This may be a bit graphic, but I wanted to share my own experience in hopes that it may help someone else with their own grief.

Sunday, April 8, 2012

Planning for Downtime

Today is Easter. Not something that we normally celebrate as a big religious holiday. I grew up celebrating Easter, but as I haven't actually attended church on a regular basis and the fact that I despised people who only went to church on Easter and Christmas as I grew up, I don't go on holidays now unless I'm with family and attend church in a group with family.

Sometimes the godkids and their parents get to come to my house for Easter, but not this year. And I've been petsitting this weekend. It's been great. I love the house I'm staying at, LOVE the dog, and the people are SUPER nice. I've had some time to think about being alone, and I've been with the dog, but no humans, and not nearly as much human contact as I normally have on a day to day basis. 

It's been a good day.
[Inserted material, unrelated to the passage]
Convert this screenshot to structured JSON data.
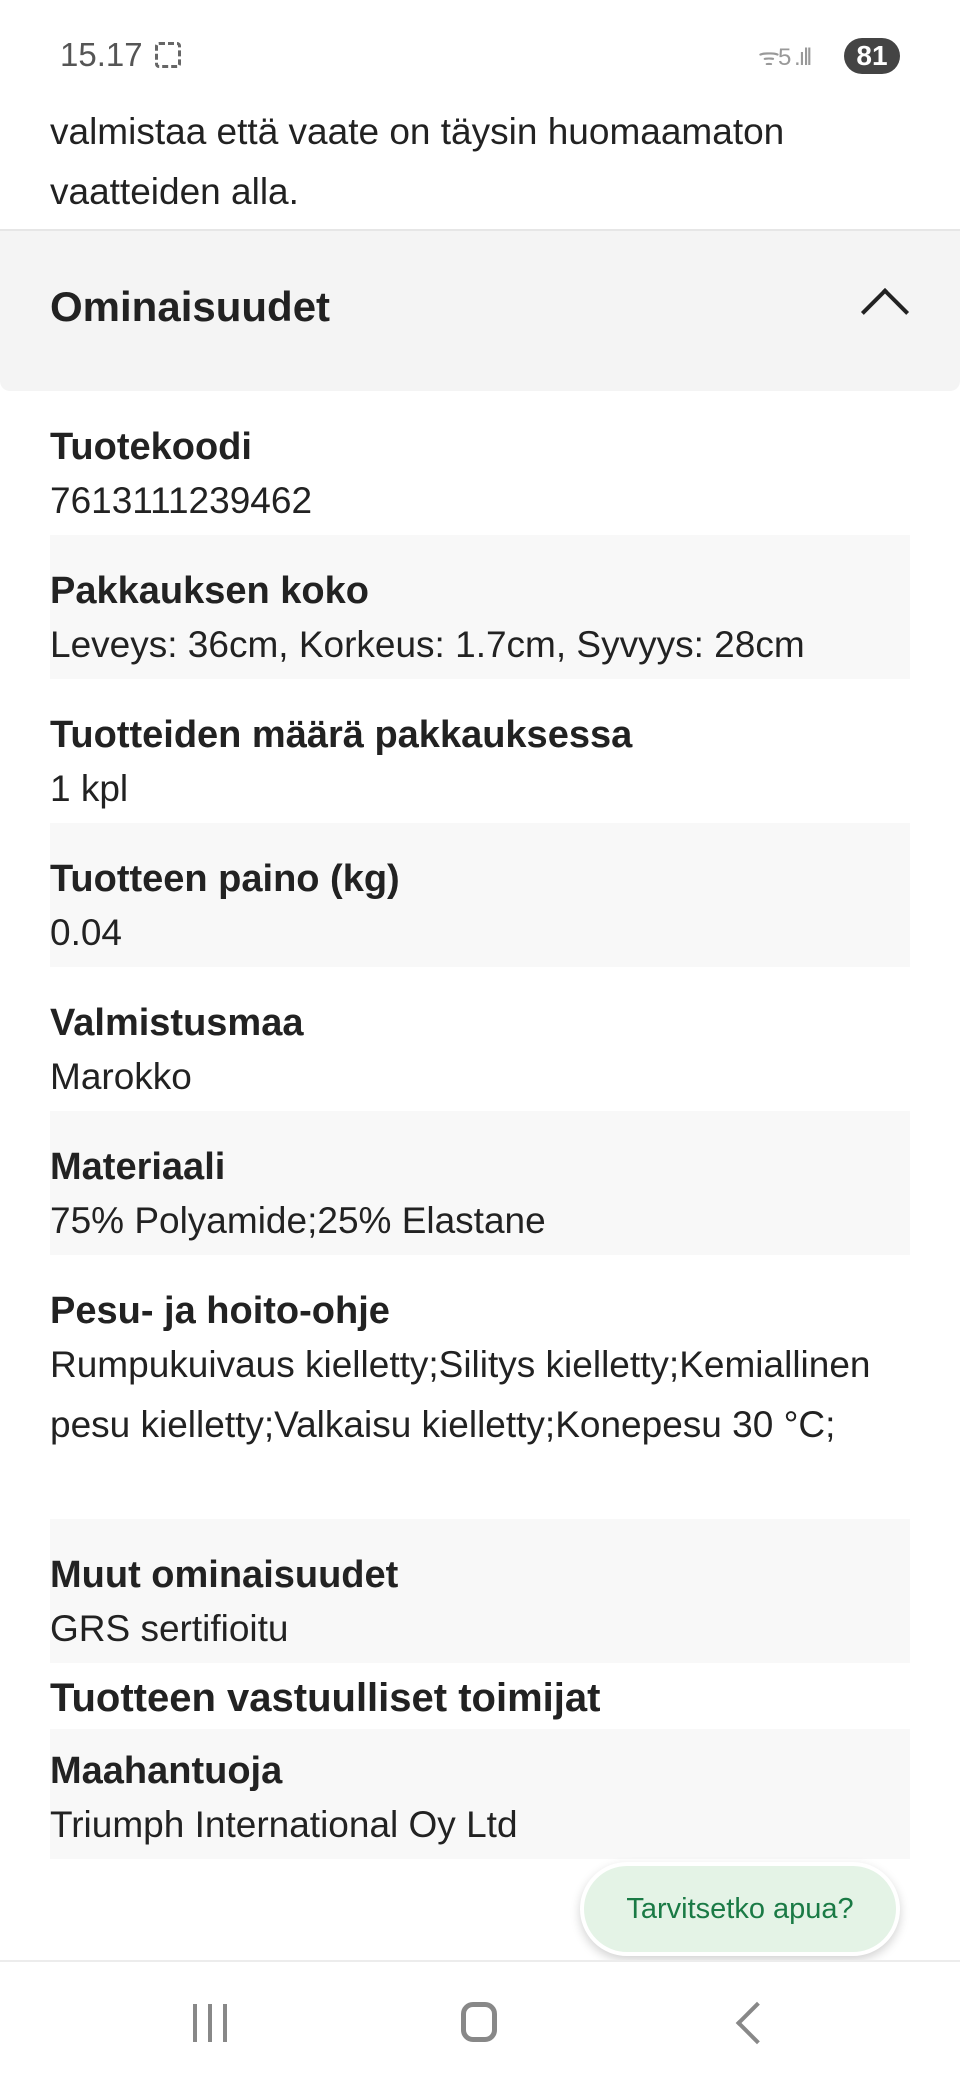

I HAVE been a little lonely, but not in a bad way. Just in the way that you'd like someone to talk to and everyone has something to do but you. I could have called people earlier. I might have caught most of my family... but I didn't want to. I wanted to enjoy the quiet and alone time for most of today.  

I should be leaving this part of town in about an hour or so to go back home. It'll be good. I've been by there once today to eat LOL. I have snacks here but decided to eat dinner last night late after thinking I wouldn't and I went walking for over an hour today so I was hungry. I also got a bit of candy today. For myself. I didn't buy my favorite candy as I still can't think about eating a Reese's egg and there's one in my mailbox at work from one of the docs because we'd had a rough day a couple of weeks ago and she knows it's my favorite. 

I'm sure it'll be there when I'm ready for it.

Allen really didn't like any holiday except Halloween. I'm not sure why he disliked all of them, I know he said he hated Christmas because of his time in retail working for BooksAMillion. That is the only one I ever really knew. I think maybe he disliked them because he felt when family was gathered he was being judged, wether it was true or not... and he personally felt that he wasn't being judged well.

I'm not going to dwell on that thought, it was just passing through so I thought I'd mention it.

I was told to be sure and plan some time to be down each holiday or special day. If all the others work out like today, I'll be so far ahead of what I expected!